Ian King

Personal information
- Full name: Ian Metcalfe King
- Born: 10 November 1931 Leeds, Yorkshire, England
- Died: 31 March 2020 (aged 88)
- Height: 5 ft 11 in (1.80 m)
- Batting: Left-handed
- Bowling: Slow left-arm orthodox

Domestic team information
- 1952–1955: Warwickshire
- 1957: Essex

Career statistics
| Competition | First-class |
| Matches | 81 |
| Runs scored | 476 |
| Batting average | 8.35 |
| 100s/50s | –/– |
| Top score | 33 |
| Balls bowled | 11,847 |
| Wickets | 129 |
| Bowling average | 28.72 |
| 5 wickets in innings | 1 |
| 10 wickets in match | – |
| Best bowling | 5/59 |
| Catches/stumpings | 60/– |
- Source: Cricinfo, 10 October 2011

= Ian King (English cricketer) =

English cricketer (1931–2020)

Ian Metcalfe King (10 November 1931 - 31 March 2020) was an English cricketer. He was a left-handed batsman who bowled slow left-arm orthodox. He was born at Leeds, Yorkshire.

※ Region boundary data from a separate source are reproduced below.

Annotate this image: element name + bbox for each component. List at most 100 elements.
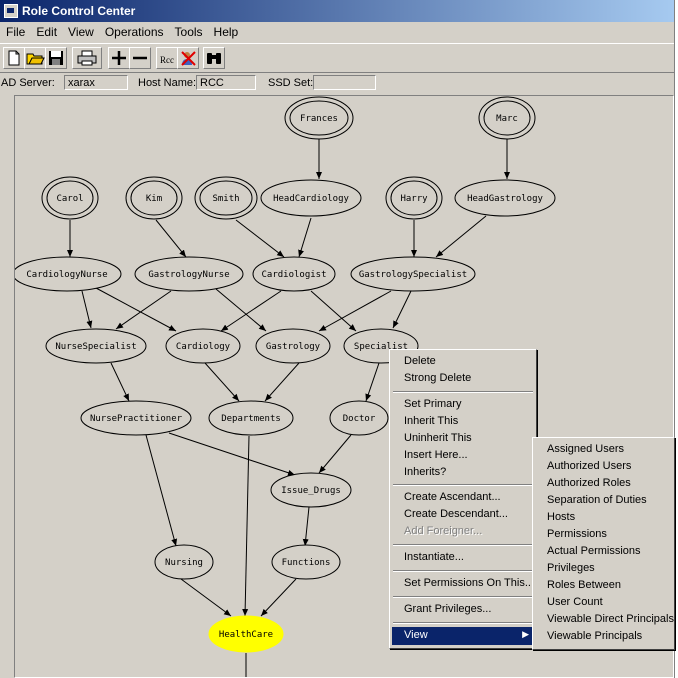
menu-item-set-permissions[interactable]: Set Permissions On This... [404, 575, 534, 591]
submenu-assigned-users[interactable]: Assigned Users [547, 441, 624, 457]
menu-help[interactable]: Help [208, 23, 244, 39]
menu-item-create-ascendant[interactable]: Create Ascendant... [404, 489, 501, 505]
submenu-viewable-principals[interactable]: Viewable Principals [547, 628, 642, 644]
submenu-hosts[interactable]: Hosts [547, 509, 575, 525]
svg-text:Nursing: Nursing [165, 558, 203, 568]
role-cardiologynurse[interactable]: CardiologyNurse [15, 256, 122, 292]
menu-edit[interactable]: Edit [30, 23, 62, 39]
principal-marc[interactable]: Marc [478, 96, 536, 140]
context-menu: Delete Strong Delete Set Primary Inherit… [389, 349, 537, 649]
new-document-icon[interactable] [3, 47, 25, 69]
rcc-icon[interactable]: Rcc [156, 47, 178, 69]
title-bar[interactable]: Role Control Center [0, 0, 674, 22]
minus-icon[interactable] [129, 47, 151, 69]
role-nursing[interactable]: Nursing [154, 544, 214, 580]
role-issue-drugs[interactable]: Issue_Drugs [270, 472, 352, 508]
svg-text:CardiologyNurse: CardiologyNurse [26, 270, 107, 280]
role-headcardiology[interactable]: HeadCardiology [260, 179, 362, 217]
binoculars-icon[interactable] [203, 47, 225, 69]
principal-frances[interactable]: Frances [284, 96, 354, 140]
menu-operations[interactable]: Operations [99, 23, 169, 39]
menu-item-add-foreigner: Add Foreigner... [404, 525, 483, 537]
ad-server-label: AD Server: [1, 77, 55, 89]
role-cardiology[interactable]: Cardiology [165, 328, 241, 364]
menu-tools[interactable]: Tools [169, 23, 208, 39]
menu-file[interactable]: File [0, 23, 30, 39]
submenu-roles-between[interactable]: Roles Between [547, 577, 621, 593]
ad-server-field[interactable]: xarax [64, 75, 128, 90]
role-nursepractitioner[interactable]: NursePractitioner [80, 400, 192, 436]
menu-item-uninherit-this[interactable]: Uninherit This [404, 430, 472, 446]
submenu-permissions[interactable]: Permissions [547, 526, 607, 542]
svg-text:Smith: Smith [212, 194, 239, 204]
submenu-separation-of-duties[interactable]: Separation of Duties [547, 492, 647, 508]
role-gastrologynurse[interactable]: GastrologyNurse [134, 256, 244, 292]
role-doctor[interactable]: Doctor [329, 400, 389, 436]
menu-item-instantiate[interactable]: Instantiate... [404, 549, 464, 565]
svg-text:HeadGastrology: HeadGastrology [467, 194, 543, 204]
role-gastrology[interactable]: Gastrology [255, 328, 331, 364]
menu-separator [393, 484, 533, 486]
role-gastrologyspecialist[interactable]: GastrologySpecialist [350, 256, 476, 292]
connection-bar: AD Server: xarax Host Name: RCC SSD Set: [0, 72, 674, 94]
menu-bar: File Edit View Operations Tools Help [0, 23, 674, 42]
menu-separator [393, 570, 533, 572]
host-name-field[interactable]: RCC [196, 75, 256, 90]
ssd-set-label: SSD Set: [268, 77, 314, 89]
app-icon [4, 4, 18, 18]
menu-item-inherit-this[interactable]: Inherit This [404, 413, 458, 429]
role-healthcare-selected[interactable]: HealthCare [208, 615, 284, 653]
svg-text:Doctor: Doctor [343, 414, 376, 424]
svg-text:Departments: Departments [221, 414, 281, 424]
menu-view[interactable]: View [62, 23, 99, 39]
role-nursespecialist[interactable]: NurseSpecialist [45, 328, 147, 364]
menu-item-strong-delete[interactable]: Strong Delete [404, 370, 471, 386]
delete-user-icon[interactable] [177, 47, 199, 69]
submenu-user-count[interactable]: User Count [547, 594, 603, 610]
menu-separator [393, 622, 533, 624]
print-icon[interactable] [72, 47, 102, 69]
svg-text:Issue_Drugs: Issue_Drugs [281, 486, 341, 496]
svg-text:Carol: Carol [56, 194, 83, 204]
principal-carol[interactable]: Carol [41, 176, 99, 220]
svg-text:Marc: Marc [496, 114, 518, 124]
role-functions[interactable]: Functions [271, 544, 341, 580]
submenu-authorized-roles[interactable]: Authorized Roles [547, 475, 631, 491]
submenu-privileges[interactable]: Privileges [547, 560, 595, 576]
menu-item-delete[interactable]: Delete [404, 353, 436, 369]
open-folder-icon[interactable] [24, 47, 46, 69]
svg-text:HeadCardiology: HeadCardiology [273, 194, 349, 204]
menu-item-create-descendant[interactable]: Create Descendant... [404, 506, 508, 522]
svg-text:HealthCare: HealthCare [219, 630, 273, 640]
principal-smith[interactable]: Smith [194, 176, 258, 220]
svg-text:Cardiologist: Cardiologist [261, 270, 326, 280]
menu-item-grant-privileges[interactable]: Grant Privileges... [404, 601, 491, 617]
save-icon[interactable] [45, 47, 67, 69]
menu-item-inherits[interactable]: Inherits? [404, 464, 446, 480]
left-gutter [0, 95, 14, 678]
submenu-actual-permissions[interactable]: Actual Permissions [547, 543, 641, 559]
principal-harry[interactable]: Harry [385, 176, 443, 220]
menu-item-view-highlight[interactable]: View ▶ [392, 627, 534, 645]
svg-text:NurseSpecialist: NurseSpecialist [55, 342, 136, 352]
toolbar: Rcc [0, 43, 674, 73]
menu-item-set-primary[interactable]: Set Primary [404, 396, 461, 412]
submenu-authorized-users[interactable]: Authorized Users [547, 458, 631, 474]
svg-text:NursePractitioner: NursePractitioner [90, 414, 183, 424]
menu-separator [393, 544, 533, 546]
role-departments[interactable]: Departments [208, 400, 294, 436]
plus-icon[interactable] [108, 47, 130, 69]
menu-separator [393, 391, 533, 393]
svg-text:Gastrology: Gastrology [266, 342, 321, 352]
role-cardiologist[interactable]: Cardiologist [252, 256, 336, 292]
menu-item-view[interactable]: View [404, 629, 428, 641]
role-headgastrology[interactable]: HeadGastrology [454, 179, 556, 217]
menu-item-insert-here[interactable]: Insert Here... [404, 447, 468, 463]
svg-text:Cardiology: Cardiology [176, 342, 231, 352]
svg-text:GastrologySpecialist: GastrologySpecialist [359, 270, 467, 280]
principal-kim[interactable]: Kim [125, 176, 183, 220]
view-submenu: Assigned Users Authorized Users Authoriz… [532, 437, 675, 650]
menu-separator [393, 596, 533, 598]
submenu-viewable-direct-principals[interactable]: Viewable Direct Principals [547, 611, 674, 627]
ssd-set-field[interactable] [313, 75, 376, 90]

King attended Hanley Castle Grammar School, where he captained the First XI. He made his first-class debut for Warwickshire against Kent in the 1952 County Championship. He made 52 further first-class appearances for Warwickshire, the last of which came against Essex in the 1955 County Championship.

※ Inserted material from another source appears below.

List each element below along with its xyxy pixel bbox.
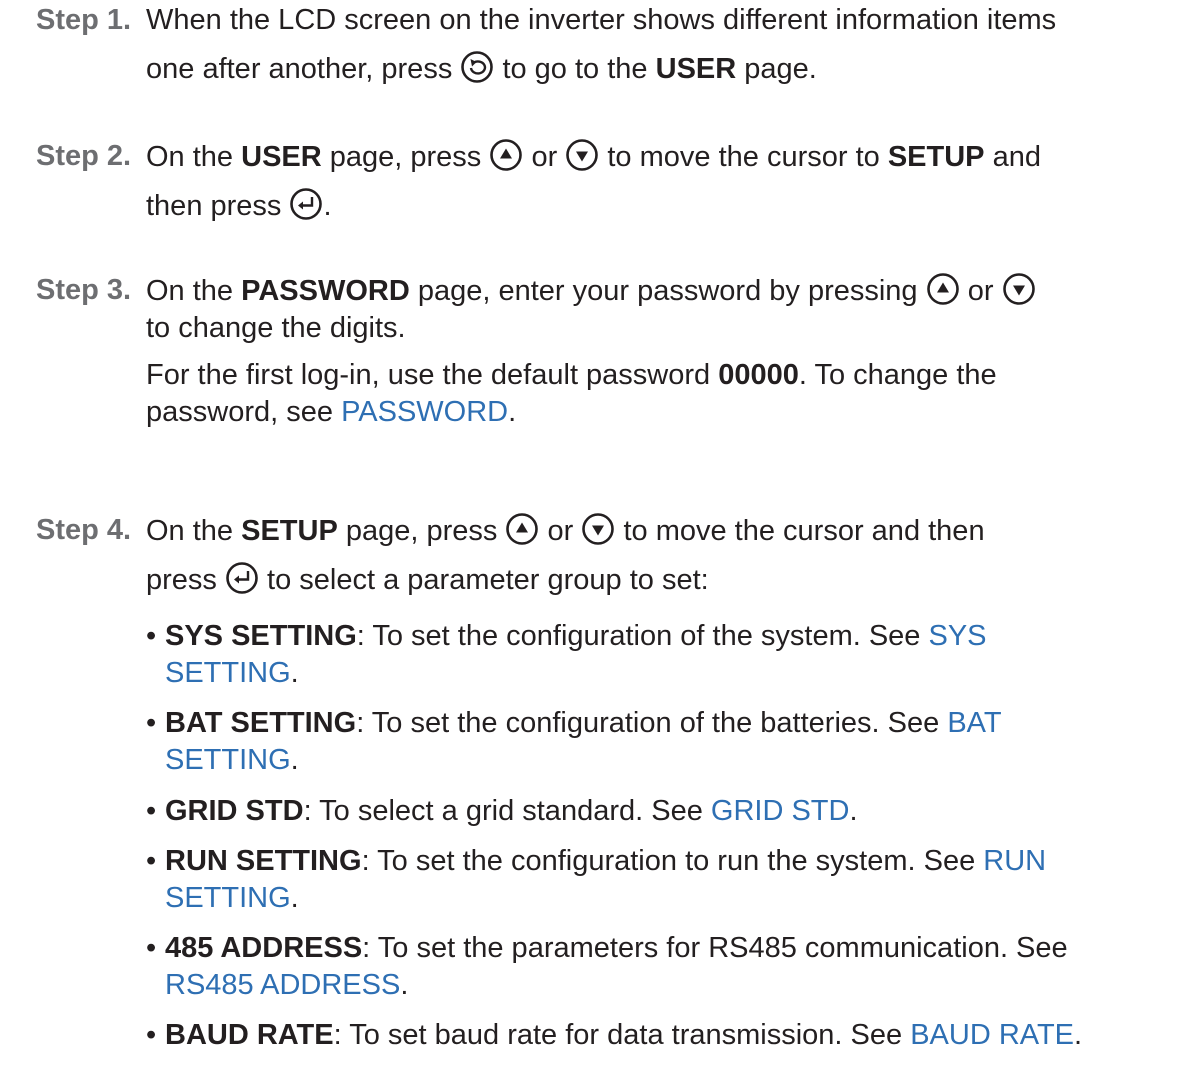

He took 95 wickets for Warwickshire at an average of 26.94, with best figures of 5/59 against Essex in 1954. This season was also his most successful for Warwickshire, with King maintaining a regular starting place throughout that season. He took 71 wickets at an average of 23.84 in that season. A tailend batsman, King scored 345 runs at an average of 8.21, with a high score of 29 not out. King left Warwickshire at the end of the 1956 season.

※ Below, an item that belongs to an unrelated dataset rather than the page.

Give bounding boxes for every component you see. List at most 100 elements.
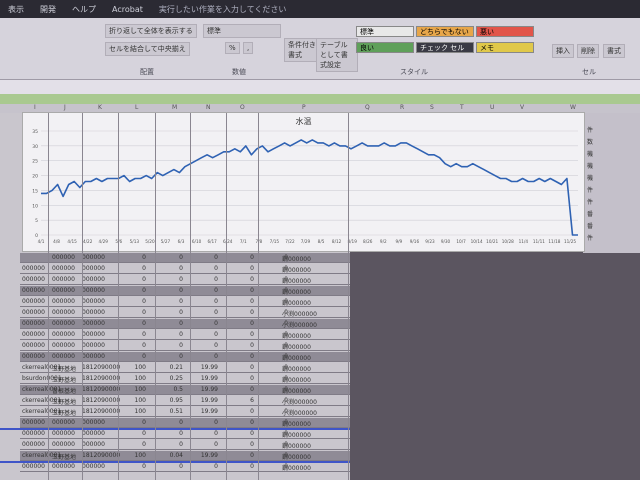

He joined Essex in 1957, making his first-class debut for the county against Cambridge University. He made 27 further appearances that season, the last of which came against Surrey in the County Championship. King performed well with the ball in what was his only season with Essex, taking 34 wickets at an average of 33.70, with best figures of 4/25. He scored 131 runs that season at an average of 8.73, with a high score of 33, which was his highest first-class score. Throughout his first-class career he was an able fielder, taking 60 catches. His best season was in 1957, when he held 29 catches in his 28 matches.